Wandelen

Eeuwenlang was 'Textiel' belangrijk in het dagelijks leven van Oldenzaal. De zusters van het vroegere Agnesklooster waren in 1438 al bezig met het weven van linnen. Later begon de huisnijverheid en vanaf 1850 zorgde de stoommachine voor grotere textielfabrieken. De grote fabrieken zijn inmiddels weliswaar verdwenen, maar er blijven genoeg sporen over. Ontdek het textielverleden van Oldenzaal tijdens deze mooie wandeling!

Duur: 1 tot 1,5 uur
Beginpunt: Tourist Info Oldenzaal, Grootestraat 35

Wil je meer weten over de plekken waar je langsloopt? Of een handige kaart om erbij te houden? Bij de Tourist Info en in onze webshop is een mooi boekje te koop met kaart, afbeeldingen uit het verleden en veel extra informatie.
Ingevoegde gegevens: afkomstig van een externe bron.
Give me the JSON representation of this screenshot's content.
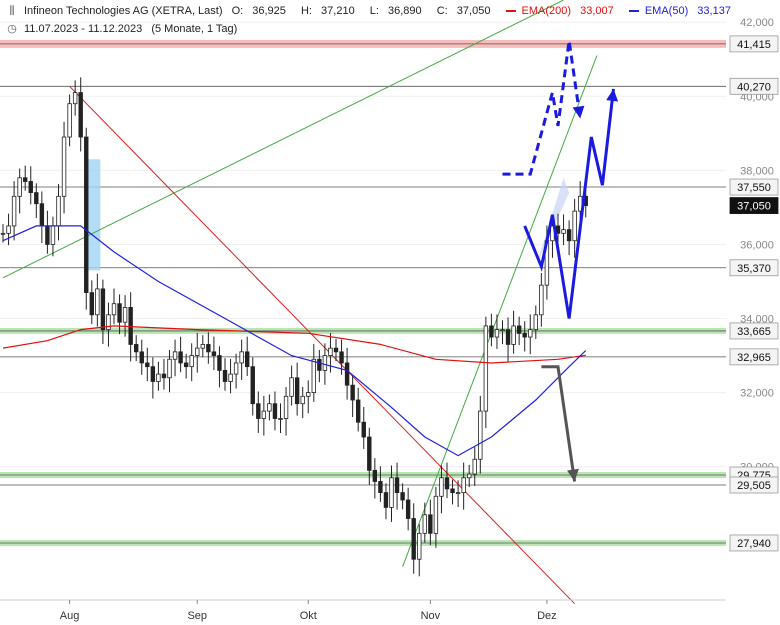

Wil je deze route lopen onder begeleiding van een gids? Bij Tourist Info Oldenzaal kun je een rondleiding aanvragen.

Kaart RouTextiel wandeling

Klik hier voor een grote versie van de plattegrond.

Plekken langs de route van de RouTextiel-wandeling

7. Het voormalige Postkantoor
Op 1 november 1874 werd hier het eerste 'Rijks Post- en Telegraafkantoor' van Oldenzaal geopend. Hiermee werd de stad aangesloten op het netwerk van telegraaflijnen. In 1898 werd het pand verbouwd tot woonhuis voor textielfabrikant Hermannus Philippus Dzn. Gelderman.

8. De Stadspomp
Een natuurgetrouwe kopie van de originele pomp, die in 1862 aan Oldenzaal werd geschonken door J.A.T. Kistemaker, Oldenzaals eerste bisschop. De pomp werd voor alles gebruikt: drinken, wassen en koken. Toen Oldenzaal met de komst van de watertoren in 1906 een eigen waterleidingnetwerk kreeg, werd de originele pomp afgebroken.
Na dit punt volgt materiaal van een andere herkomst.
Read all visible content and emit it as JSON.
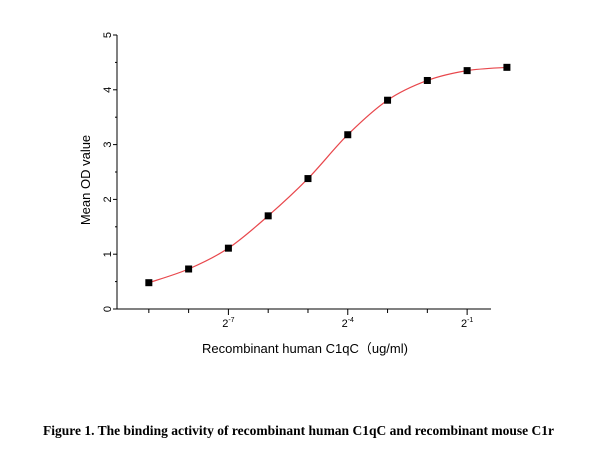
{
  "chart_data": {
    "type": "scatter",
    "xlabel": "Recombinant human C1qC（ug/ml)",
    "ylabel": "Mean OD value",
    "x_scale": "log2",
    "xlim": [
      -9.8,
      -0.4
    ],
    "ylim": [
      0,
      5
    ],
    "x_ticks": [
      {
        "value": -7,
        "base": "2",
        "exp": "-7"
      },
      {
        "value": -4,
        "base": "2",
        "exp": "-4"
      },
      {
        "value": -1,
        "base": "2",
        "exp": "-1"
      }
    ],
    "y_ticks": [
      "0",
      "1",
      "2",
      "3",
      "4",
      "5"
    ],
    "series": [
      {
        "marker": "square",
        "marker_color": "#000000",
        "curve_color": "#e8474c",
        "fit": "4PL",
        "x_log2": [
          -9,
          -8,
          -7,
          -6,
          -5,
          -4,
          -3,
          -2,
          -1,
          0
        ],
        "y": [
          0.48,
          0.73,
          1.11,
          1.7,
          2.38,
          3.18,
          3.81,
          4.17,
          4.35,
          4.41
        ]
      }
    ],
    "grid": false
  },
  "caption": "Figure 1. The binding activity of recombinant human C1qC and recombinant mouse C1r"
}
9. Het vroegere Heilige Geest Gasthuis
In het gasthuis uit ca. 1351 dat op deze plek stond, en waarvan binnenin het fundament van de kapel kan worden bekeken, werden zieken verzorgd. In 1832 zette Philippus Johannes Gelderman hier een Stads-Armenfabriek op, waar werklozen en armen hede maakten, een afvalproduct van vlas.

10. De Oldenzaalse Weverij Maatschappij
De Oldenzaalse Weverij Maatschappij werd in 1860 opgericht. Negen personen kochten voor f 90.000 een stuk grond nabij de Steenpoort en stadsgracht De Bonkenberg. Het water uit de gracht werd gebruikt voor de stoomaandrijving. Na geldproblemen verkochten de aandeelhouders hun fabriek in 1872 aan Johannes Hermanus Molkenboer jr. voor f 40.000.
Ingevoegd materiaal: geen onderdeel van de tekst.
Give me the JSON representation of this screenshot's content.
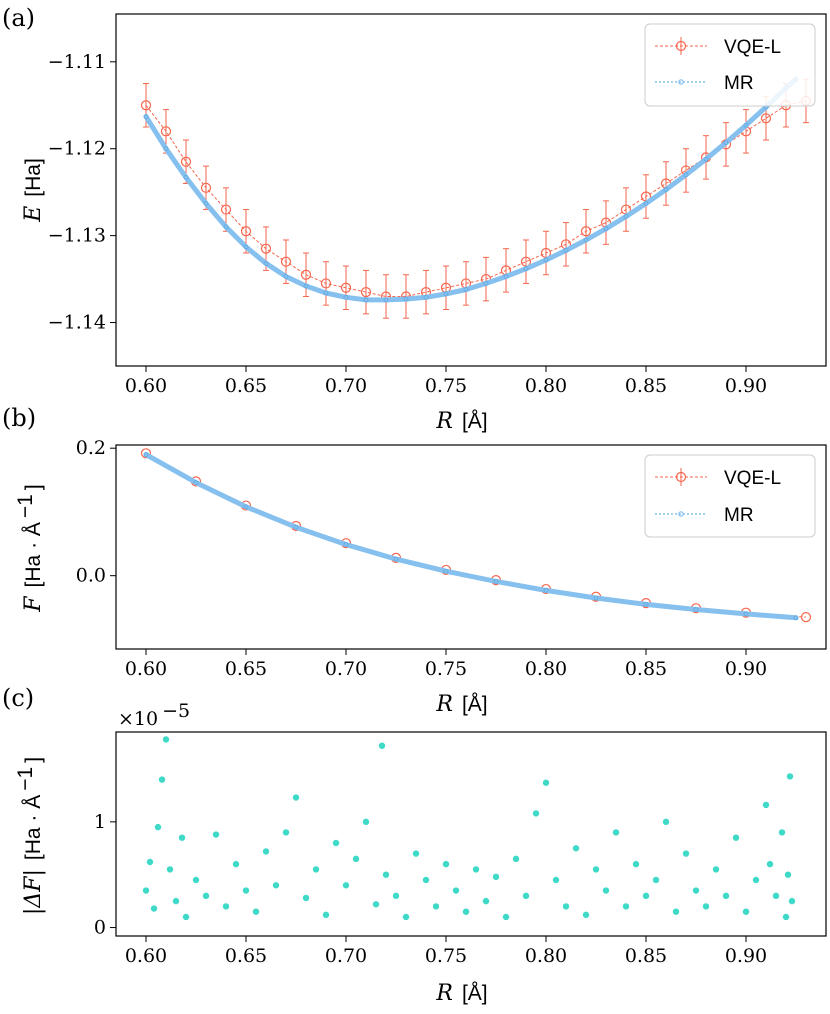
{
  "chart_data": [
    {
      "panel": "(a)",
      "type": "line",
      "xlabel_var": "R",
      "xlabel_unit": "[Å]",
      "ylabel_var": "E",
      "ylabel_unit": "[Ha]",
      "xlim": [
        0.585,
        0.94
      ],
      "ylim": [
        -1.145,
        -1.1045
      ],
      "xticks": [
        0.6,
        0.65,
        0.7,
        0.75,
        0.8,
        0.85,
        0.9
      ],
      "xtick_labels": [
        "0.60",
        "0.65",
        "0.70",
        "0.75",
        "0.80",
        "0.85",
        "0.90"
      ],
      "yticks": [
        -1.11,
        -1.12,
        -1.13,
        -1.14
      ],
      "ytick_labels": [
        "−1.11",
        "−1.12",
        "−1.13",
        "−1.14"
      ],
      "legend_position": "top-right",
      "series": [
        {
          "name": "VQE-L",
          "color": "#f7654d",
          "style": "open circles with error bars, dashed line",
          "x": [
            0.6,
            0.61,
            0.62,
            0.63,
            0.64,
            0.65,
            0.66,
            0.67,
            0.68,
            0.69,
            0.7,
            0.71,
            0.72,
            0.73,
            0.74,
            0.75,
            0.76,
            0.77,
            0.78,
            0.79,
            0.8,
            0.81,
            0.82,
            0.83,
            0.84,
            0.85,
            0.86,
            0.87,
            0.88,
            0.89,
            0.9,
            0.91,
            0.92,
            0.93
          ],
          "y": [
            -1.115,
            -1.118,
            -1.1215,
            -1.1245,
            -1.127,
            -1.1295,
            -1.1315,
            -1.133,
            -1.1345,
            -1.1355,
            -1.136,
            -1.1365,
            -1.137,
            -1.137,
            -1.1365,
            -1.136,
            -1.1355,
            -1.135,
            -1.134,
            -1.133,
            -1.132,
            -1.131,
            -1.1295,
            -1.1285,
            -1.127,
            -1.1255,
            -1.124,
            -1.1225,
            -1.121,
            -1.1195,
            -1.118,
            -1.1165,
            -1.115,
            -1.1145
          ],
          "error": 0.0025
        },
        {
          "name": "MR",
          "color": "#86c0ee",
          "style": "small markers, dotted line",
          "x": [
            0.6,
            0.61,
            0.62,
            0.63,
            0.64,
            0.65,
            0.66,
            0.67,
            0.68,
            0.69,
            0.7,
            0.71,
            0.72,
            0.73,
            0.74,
            0.75,
            0.76,
            0.77,
            0.78,
            0.79,
            0.8,
            0.81,
            0.82,
            0.83,
            0.84,
            0.85,
            0.86,
            0.87,
            0.88,
            0.89,
            0.9,
            0.91,
            0.92,
            0.925
          ],
          "y": [
            -1.1163,
            -1.12,
            -1.1233,
            -1.1263,
            -1.129,
            -1.1313,
            -1.1332,
            -1.1347,
            -1.1358,
            -1.1366,
            -1.1371,
            -1.1374,
            -1.1374,
            -1.1373,
            -1.1371,
            -1.1367,
            -1.1362,
            -1.1355,
            -1.1347,
            -1.1338,
            -1.1328,
            -1.1317,
            -1.1305,
            -1.1292,
            -1.1278,
            -1.1263,
            -1.1247,
            -1.123,
            -1.1212,
            -1.1193,
            -1.1173,
            -1.1152,
            -1.113,
            -1.112
          ]
        }
      ]
    },
    {
      "panel": "(b)",
      "type": "line",
      "xlabel_var": "R",
      "xlabel_unit": "[Å]",
      "ylabel_var": "F",
      "ylabel_unit": "[Ha · Å",
      "ylabel_sup": "−1",
      "ylabel_close": "]",
      "xlim": [
        0.585,
        0.94
      ],
      "ylim": [
        -0.115,
        0.205
      ],
      "xticks": [
        0.6,
        0.65,
        0.7,
        0.75,
        0.8,
        0.85,
        0.9
      ],
      "xtick_labels": [
        "0.60",
        "0.65",
        "0.70",
        "0.75",
        "0.80",
        "0.85",
        "0.90"
      ],
      "yticks": [
        0.2,
        0.0
      ],
      "ytick_labels": [
        "0.2",
        "0.0"
      ],
      "legend_position": "top-right",
      "series": [
        {
          "name": "VQE-L",
          "color": "#f7654d",
          "style": "open circles with error bars, dashed line",
          "x": [
            0.6,
            0.625,
            0.65,
            0.675,
            0.7,
            0.725,
            0.75,
            0.775,
            0.8,
            0.825,
            0.85,
            0.875,
            0.9,
            0.93
          ],
          "y": [
            0.192,
            0.148,
            0.11,
            0.078,
            0.051,
            0.028,
            0.009,
            -0.007,
            -0.021,
            -0.033,
            -0.043,
            -0.051,
            -0.058,
            -0.065
          ]
        },
        {
          "name": "MR",
          "color": "#86c0ee",
          "style": "small markers, dotted line",
          "x": [
            0.6,
            0.625,
            0.65,
            0.675,
            0.7,
            0.725,
            0.75,
            0.775,
            0.8,
            0.825,
            0.85,
            0.875,
            0.9,
            0.925
          ],
          "y": [
            0.19,
            0.146,
            0.108,
            0.076,
            0.049,
            0.026,
            0.007,
            -0.009,
            -0.023,
            -0.035,
            -0.045,
            -0.053,
            -0.06,
            -0.066
          ]
        }
      ]
    },
    {
      "panel": "(c)",
      "type": "scatter",
      "xlabel_var": "R",
      "xlabel_unit": "[Å]",
      "ylabel_var": "|ΔF|",
      "ylabel_unit": "[Ha · Å",
      "ylabel_sup": "−1",
      "ylabel_close": "]",
      "scale_label": "×10",
      "scale_exp": "−5",
      "xlim": [
        0.585,
        0.94
      ],
      "ylim": [
        -0.08,
        1.85
      ],
      "xticks": [
        0.6,
        0.65,
        0.7,
        0.75,
        0.8,
        0.85,
        0.9
      ],
      "xtick_labels": [
        "0.60",
        "0.65",
        "0.70",
        "0.75",
        "0.80",
        "0.85",
        "0.90"
      ],
      "yticks": [
        1,
        0
      ],
      "ytick_labels": [
        "1",
        "0"
      ],
      "series": [
        {
          "name": "|ΔF|",
          "color": "#3fd9c8",
          "x": [
            0.6,
            0.602,
            0.604,
            0.606,
            0.608,
            0.61,
            0.612,
            0.615,
            0.618,
            0.62,
            0.625,
            0.63,
            0.635,
            0.64,
            0.645,
            0.65,
            0.655,
            0.66,
            0.665,
            0.67,
            0.675,
            0.68,
            0.685,
            0.69,
            0.695,
            0.7,
            0.705,
            0.71,
            0.715,
            0.718,
            0.72,
            0.725,
            0.73,
            0.735,
            0.74,
            0.745,
            0.75,
            0.755,
            0.76,
            0.765,
            0.77,
            0.775,
            0.78,
            0.785,
            0.79,
            0.795,
            0.8,
            0.805,
            0.81,
            0.815,
            0.82,
            0.825,
            0.83,
            0.835,
            0.84,
            0.845,
            0.85,
            0.855,
            0.86,
            0.865,
            0.87,
            0.875,
            0.88,
            0.885,
            0.89,
            0.895,
            0.9,
            0.905,
            0.91,
            0.912,
            0.915,
            0.918,
            0.92,
            0.921,
            0.922,
            0.923
          ],
          "y": [
            0.35,
            0.62,
            0.18,
            0.95,
            1.4,
            1.78,
            0.55,
            0.25,
            0.85,
            0.1,
            0.45,
            0.3,
            0.88,
            0.2,
            0.6,
            0.35,
            0.15,
            0.72,
            0.4,
            0.9,
            1.23,
            0.28,
            0.55,
            0.12,
            0.8,
            0.4,
            0.65,
            1.0,
            0.22,
            1.72,
            0.5,
            0.3,
            0.1,
            0.7,
            0.45,
            0.2,
            0.6,
            0.35,
            0.15,
            0.55,
            0.25,
            0.48,
            0.1,
            0.65,
            0.3,
            1.08,
            1.37,
            0.45,
            0.2,
            0.75,
            0.12,
            0.55,
            0.35,
            0.9,
            0.2,
            0.6,
            0.3,
            0.45,
            1.0,
            0.15,
            0.7,
            0.35,
            0.2,
            0.55,
            0.3,
            0.85,
            0.15,
            0.45,
            1.16,
            0.6,
            0.3,
            0.9,
            0.1,
            0.5,
            1.43,
            0.25
          ]
        }
      ]
    }
  ]
}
11. De Spinster en de Wever
In Twente was vroeger veel huisnijverheid. 's Zomers verbouwde men vlas op de akkers. 's Winters werkte de mannen achter de weefstoel. Vrouwen deden het lichtere werk; het spinnen van garens. Antoinette Ruijver maakte de beelden 'De Spinster' en 'De Weefster'.

12. De Stadsbleek
Een Stadsbleek is een kortgemaaide grasweide, waarop huismoeders hun was bleekten. Zij lieten het ongewassen linnen drogen, uitgespreid over het grasveld. Het zonlicht zorgde ervoor dat kleine zuurstofdeeltjes het vuil oppakten. Met een 'geetklomp' werd water over het linnen gesprenkeld. Zo kreeg het linnen een frisse geur en bleke kleur.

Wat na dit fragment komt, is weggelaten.